Wirtschaft

Blinde Krisenignoranz vieler Unternehmer – Augen zu und durch

de.reuters.com
30
Mai 2012
21:23
Zitat von de.reuters.com:
meint dazu:

Es ist wirklich kaum zu glauben, in welch blinder Ignoranz viele deutsche Unternehmen mit der Krise umgehen. Zwar wurde diese Umfrage Anfang Mai vor den akuten Austrittsankündigungen Griechenlands aus dem Euro durchgeführt, doch die Lage war vorher schließlich nicht wesentlich besser. Mitarbeiter eines Unternehmens mit derart blinder Führung zu sein, ist dabei besonders tragisch.

Offenbar haben diese DIHK-Mitglieder nicht auf dem Radar, was die zukünftige Wirtschafts- und Finanzlage der Eurozone bzw. der gesamten Welt betrifft. Stattdessen lassen sie sich von Niedrigstzinsen blenden und setzen auf vermeintliche Wachstumsländer in Asien. Es scheint ihnen allein um Wachstum, Expansion und noch mehr Umsatz und Gewinn zu gehen, Gier macht eben blind. Nicht einmal aus der jüngsten Vergangenheit der Krise wurde etwas gelernt.

Selbst wenn die neuerlichen Marktturbulenzen erst nach Ende der Umfrage begannen, es waren wahrlich nicht die ersten und sie kamen beim besten Willen weder überraschend noch plötzlich. Wer auch nur ein bisschen Verstand beisammen hat und nicht jedes Wort der Medien und der Politik für bare Münze nimmt, der sah und sieht die große Katastrophe langsam und unvermeidlich auf uns zurollen.

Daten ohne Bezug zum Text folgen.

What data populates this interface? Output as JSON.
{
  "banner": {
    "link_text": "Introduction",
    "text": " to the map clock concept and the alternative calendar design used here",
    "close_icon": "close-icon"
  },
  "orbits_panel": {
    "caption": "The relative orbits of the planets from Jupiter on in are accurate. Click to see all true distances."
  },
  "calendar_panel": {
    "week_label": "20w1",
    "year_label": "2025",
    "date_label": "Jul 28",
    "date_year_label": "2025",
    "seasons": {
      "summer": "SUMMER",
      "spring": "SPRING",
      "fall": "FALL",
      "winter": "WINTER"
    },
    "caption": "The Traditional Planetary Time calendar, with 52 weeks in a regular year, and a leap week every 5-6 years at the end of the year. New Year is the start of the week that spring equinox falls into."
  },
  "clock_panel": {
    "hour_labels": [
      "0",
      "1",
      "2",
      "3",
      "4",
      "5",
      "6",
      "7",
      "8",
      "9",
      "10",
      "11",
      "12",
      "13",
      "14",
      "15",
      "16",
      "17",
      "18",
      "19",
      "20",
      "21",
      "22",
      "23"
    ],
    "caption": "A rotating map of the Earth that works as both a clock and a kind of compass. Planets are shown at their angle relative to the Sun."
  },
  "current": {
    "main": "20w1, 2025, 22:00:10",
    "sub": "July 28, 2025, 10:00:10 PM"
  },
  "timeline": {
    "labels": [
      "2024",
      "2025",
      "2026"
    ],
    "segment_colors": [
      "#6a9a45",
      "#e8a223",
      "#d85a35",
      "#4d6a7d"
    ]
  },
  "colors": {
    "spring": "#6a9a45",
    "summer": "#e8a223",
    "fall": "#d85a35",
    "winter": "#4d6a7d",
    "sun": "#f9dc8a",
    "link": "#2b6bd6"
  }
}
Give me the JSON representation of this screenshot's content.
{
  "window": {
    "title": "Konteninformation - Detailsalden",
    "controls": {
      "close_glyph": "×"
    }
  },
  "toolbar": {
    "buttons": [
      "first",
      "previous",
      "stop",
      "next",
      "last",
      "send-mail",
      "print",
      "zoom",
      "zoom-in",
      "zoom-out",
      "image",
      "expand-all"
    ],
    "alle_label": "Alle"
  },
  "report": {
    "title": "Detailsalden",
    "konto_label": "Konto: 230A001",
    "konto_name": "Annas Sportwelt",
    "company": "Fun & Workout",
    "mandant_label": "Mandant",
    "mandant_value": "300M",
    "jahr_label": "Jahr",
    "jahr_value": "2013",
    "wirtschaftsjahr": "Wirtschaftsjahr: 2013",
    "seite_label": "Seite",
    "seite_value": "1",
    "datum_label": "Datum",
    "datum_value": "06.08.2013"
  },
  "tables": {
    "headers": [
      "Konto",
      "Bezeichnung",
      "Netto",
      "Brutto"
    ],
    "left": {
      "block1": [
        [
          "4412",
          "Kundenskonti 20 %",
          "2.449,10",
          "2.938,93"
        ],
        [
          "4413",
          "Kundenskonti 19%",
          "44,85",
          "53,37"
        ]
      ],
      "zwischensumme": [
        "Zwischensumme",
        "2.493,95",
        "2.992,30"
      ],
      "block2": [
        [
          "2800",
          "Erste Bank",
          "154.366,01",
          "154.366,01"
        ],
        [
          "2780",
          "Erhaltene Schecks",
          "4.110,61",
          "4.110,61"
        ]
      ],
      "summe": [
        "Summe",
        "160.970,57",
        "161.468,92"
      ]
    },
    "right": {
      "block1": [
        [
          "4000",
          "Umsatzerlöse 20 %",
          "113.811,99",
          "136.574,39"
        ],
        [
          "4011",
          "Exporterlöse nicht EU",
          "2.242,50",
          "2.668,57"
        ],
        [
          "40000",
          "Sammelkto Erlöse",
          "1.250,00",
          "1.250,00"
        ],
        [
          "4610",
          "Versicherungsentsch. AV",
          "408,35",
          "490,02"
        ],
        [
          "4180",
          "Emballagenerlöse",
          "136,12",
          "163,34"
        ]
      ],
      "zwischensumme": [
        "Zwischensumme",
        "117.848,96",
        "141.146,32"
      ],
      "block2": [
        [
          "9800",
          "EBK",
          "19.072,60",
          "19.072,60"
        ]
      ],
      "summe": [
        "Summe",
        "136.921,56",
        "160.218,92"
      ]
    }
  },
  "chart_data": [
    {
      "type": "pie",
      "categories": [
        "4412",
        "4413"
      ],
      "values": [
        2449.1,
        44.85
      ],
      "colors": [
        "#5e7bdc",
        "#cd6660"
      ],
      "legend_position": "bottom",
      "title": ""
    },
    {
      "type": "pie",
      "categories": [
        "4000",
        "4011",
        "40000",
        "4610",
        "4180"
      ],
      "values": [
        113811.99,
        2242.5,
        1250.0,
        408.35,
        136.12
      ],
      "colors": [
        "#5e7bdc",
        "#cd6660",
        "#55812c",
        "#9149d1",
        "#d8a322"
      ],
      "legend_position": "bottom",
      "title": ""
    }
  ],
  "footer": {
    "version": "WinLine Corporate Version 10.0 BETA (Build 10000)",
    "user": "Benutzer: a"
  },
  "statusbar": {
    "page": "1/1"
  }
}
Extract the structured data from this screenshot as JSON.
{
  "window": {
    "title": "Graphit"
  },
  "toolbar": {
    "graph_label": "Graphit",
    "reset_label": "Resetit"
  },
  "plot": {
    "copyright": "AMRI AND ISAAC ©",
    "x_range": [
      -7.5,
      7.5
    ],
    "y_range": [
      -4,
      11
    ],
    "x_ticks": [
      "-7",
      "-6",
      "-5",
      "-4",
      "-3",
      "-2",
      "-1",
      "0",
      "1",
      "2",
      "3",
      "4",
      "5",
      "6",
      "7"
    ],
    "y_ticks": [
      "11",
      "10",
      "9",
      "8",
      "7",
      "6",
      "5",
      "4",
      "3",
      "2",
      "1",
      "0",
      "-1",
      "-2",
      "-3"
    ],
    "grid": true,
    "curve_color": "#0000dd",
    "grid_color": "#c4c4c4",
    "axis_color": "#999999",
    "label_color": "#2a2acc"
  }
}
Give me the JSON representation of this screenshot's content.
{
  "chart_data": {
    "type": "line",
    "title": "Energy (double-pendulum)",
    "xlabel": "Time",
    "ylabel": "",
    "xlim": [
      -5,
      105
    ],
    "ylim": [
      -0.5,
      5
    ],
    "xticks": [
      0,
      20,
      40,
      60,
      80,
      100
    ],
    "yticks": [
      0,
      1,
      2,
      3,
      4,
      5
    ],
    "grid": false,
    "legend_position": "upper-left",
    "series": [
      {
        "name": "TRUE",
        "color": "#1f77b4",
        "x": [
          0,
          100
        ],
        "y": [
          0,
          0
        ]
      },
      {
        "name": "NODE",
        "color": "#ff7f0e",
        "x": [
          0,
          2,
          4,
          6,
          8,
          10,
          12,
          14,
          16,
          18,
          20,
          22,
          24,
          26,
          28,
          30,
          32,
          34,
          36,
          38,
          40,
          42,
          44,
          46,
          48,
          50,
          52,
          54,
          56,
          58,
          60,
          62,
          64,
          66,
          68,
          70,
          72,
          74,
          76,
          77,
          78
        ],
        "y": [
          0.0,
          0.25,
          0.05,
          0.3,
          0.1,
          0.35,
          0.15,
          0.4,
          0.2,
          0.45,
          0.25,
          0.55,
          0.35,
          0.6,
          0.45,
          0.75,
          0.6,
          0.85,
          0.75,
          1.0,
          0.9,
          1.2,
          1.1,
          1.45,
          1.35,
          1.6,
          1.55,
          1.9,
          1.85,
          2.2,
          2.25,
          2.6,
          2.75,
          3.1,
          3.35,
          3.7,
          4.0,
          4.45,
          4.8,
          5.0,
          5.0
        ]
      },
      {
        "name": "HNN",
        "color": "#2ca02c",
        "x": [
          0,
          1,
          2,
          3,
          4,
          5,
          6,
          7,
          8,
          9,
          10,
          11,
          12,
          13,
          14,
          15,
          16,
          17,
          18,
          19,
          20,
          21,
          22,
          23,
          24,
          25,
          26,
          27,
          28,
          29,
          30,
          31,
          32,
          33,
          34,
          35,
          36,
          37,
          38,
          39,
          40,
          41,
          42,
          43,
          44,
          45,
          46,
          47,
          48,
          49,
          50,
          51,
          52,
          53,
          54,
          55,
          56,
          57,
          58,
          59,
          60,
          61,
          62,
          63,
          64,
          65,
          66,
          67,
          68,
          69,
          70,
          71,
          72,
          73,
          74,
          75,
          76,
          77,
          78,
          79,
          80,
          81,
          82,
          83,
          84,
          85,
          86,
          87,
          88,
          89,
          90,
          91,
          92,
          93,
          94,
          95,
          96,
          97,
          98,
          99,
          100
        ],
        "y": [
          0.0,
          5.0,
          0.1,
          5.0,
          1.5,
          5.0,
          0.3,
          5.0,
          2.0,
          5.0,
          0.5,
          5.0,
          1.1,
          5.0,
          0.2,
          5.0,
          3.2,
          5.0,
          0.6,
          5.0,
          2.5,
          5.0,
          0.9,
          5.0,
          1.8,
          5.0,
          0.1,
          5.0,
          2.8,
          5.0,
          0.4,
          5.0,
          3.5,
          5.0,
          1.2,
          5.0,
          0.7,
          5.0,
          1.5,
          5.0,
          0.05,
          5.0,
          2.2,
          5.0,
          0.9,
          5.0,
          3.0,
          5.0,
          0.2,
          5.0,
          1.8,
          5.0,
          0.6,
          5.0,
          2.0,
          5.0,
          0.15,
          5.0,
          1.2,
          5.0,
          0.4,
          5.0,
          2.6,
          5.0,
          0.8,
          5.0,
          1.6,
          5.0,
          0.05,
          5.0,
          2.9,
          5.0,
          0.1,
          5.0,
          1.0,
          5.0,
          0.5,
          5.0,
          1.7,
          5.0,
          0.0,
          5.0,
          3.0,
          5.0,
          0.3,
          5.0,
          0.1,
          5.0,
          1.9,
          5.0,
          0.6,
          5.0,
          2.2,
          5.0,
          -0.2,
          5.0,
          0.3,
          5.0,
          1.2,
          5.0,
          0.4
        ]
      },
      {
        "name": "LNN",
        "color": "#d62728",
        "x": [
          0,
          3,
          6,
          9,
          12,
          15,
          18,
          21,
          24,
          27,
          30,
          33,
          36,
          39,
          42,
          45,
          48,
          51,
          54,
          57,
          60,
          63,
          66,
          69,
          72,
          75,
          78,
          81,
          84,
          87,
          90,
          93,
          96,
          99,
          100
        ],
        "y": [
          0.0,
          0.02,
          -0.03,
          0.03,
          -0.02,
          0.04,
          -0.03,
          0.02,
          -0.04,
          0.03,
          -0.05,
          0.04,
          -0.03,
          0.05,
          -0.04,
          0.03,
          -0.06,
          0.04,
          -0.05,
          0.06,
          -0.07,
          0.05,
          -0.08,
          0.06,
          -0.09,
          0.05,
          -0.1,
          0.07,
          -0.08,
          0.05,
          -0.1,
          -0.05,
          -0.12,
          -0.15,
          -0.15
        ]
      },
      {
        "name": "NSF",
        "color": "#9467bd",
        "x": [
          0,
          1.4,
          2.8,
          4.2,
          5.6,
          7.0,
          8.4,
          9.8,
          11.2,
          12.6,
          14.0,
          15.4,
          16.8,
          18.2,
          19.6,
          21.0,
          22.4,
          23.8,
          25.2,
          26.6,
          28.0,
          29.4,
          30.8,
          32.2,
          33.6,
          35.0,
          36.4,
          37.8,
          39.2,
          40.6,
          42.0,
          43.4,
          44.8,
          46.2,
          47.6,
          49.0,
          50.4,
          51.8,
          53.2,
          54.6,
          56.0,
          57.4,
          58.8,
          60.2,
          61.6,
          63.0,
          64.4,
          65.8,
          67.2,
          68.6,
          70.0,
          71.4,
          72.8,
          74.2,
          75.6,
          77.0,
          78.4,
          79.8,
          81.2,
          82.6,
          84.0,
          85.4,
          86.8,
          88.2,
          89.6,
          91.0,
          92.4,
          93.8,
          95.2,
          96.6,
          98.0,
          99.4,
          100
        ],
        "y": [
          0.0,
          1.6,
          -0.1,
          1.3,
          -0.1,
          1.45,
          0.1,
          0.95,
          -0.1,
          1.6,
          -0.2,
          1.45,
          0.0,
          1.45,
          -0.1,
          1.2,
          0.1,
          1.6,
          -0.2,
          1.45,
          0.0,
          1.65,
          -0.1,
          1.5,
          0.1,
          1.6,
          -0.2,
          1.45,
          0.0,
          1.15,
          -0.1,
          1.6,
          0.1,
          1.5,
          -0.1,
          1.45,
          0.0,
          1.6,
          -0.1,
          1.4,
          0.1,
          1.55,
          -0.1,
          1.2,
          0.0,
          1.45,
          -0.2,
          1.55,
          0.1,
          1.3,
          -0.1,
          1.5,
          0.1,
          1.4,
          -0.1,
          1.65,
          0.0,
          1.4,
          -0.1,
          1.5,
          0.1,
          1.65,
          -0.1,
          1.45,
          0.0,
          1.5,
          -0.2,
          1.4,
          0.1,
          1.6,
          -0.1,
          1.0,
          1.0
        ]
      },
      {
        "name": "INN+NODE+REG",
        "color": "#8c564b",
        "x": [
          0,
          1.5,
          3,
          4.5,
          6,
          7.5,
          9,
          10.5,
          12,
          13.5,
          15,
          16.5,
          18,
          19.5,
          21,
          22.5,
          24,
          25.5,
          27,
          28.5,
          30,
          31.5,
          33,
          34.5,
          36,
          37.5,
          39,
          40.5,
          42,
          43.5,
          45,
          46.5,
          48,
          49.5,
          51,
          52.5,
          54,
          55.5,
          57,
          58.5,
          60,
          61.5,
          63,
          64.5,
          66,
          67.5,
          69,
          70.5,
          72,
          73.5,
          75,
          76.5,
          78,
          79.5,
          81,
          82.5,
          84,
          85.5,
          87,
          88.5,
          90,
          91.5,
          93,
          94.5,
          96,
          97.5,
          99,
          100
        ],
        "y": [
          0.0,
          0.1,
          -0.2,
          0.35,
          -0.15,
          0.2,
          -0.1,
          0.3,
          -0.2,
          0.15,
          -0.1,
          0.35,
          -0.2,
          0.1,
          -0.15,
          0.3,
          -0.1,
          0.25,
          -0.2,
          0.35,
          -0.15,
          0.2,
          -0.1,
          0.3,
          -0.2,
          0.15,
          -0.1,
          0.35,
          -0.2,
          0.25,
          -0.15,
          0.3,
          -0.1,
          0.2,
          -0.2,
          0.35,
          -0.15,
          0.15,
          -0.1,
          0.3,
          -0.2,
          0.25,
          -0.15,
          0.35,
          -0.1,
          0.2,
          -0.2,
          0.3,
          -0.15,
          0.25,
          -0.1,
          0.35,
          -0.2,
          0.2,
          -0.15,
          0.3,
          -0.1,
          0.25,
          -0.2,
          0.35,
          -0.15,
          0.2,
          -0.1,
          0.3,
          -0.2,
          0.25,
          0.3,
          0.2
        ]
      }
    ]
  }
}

Anstatt ihre Unternehmen auf das Kommende vorzubereiten, werden riesige Investitionen getätigt und Mitarbeiter eingestellt, als ob es kein Morgen mehr gäbe. Zumindest behaupten das einige der Befragten, aber vielleicht ist es auch nur die übliche Angeberei vor den Wettbewerbern. Dabei gäbe es wahrlich genügend Aufgaben, die jetzt noch mit relativ geringem Aufwand erledigt werden könnten, wie beispielsweise die Schulden zu tilgen, das Outsourcing aus China oder sonstigem angeblichen Niedriglohnland zurückholen und die diversen Lieferantenabhängigkeiten zu senken.

Aber vielen dieser Unternehmenslenker wird wahrscheinlich noch nicht einmal dann ein Licht aufgehen, wenn die gesamte Eurozone scheintot unter den diversen Rettungschirmen liegt und allein die BRD für alles bezahlen soll. Macht ja nichts, die Zinsen sind doch so niedrig. Viel drängender ist dagegen die Frage, wie der kommende Fachkräftemangel bewältigt werden kann – stimmt, Insolvenzverwalter könnten bald wirklich knapp werden.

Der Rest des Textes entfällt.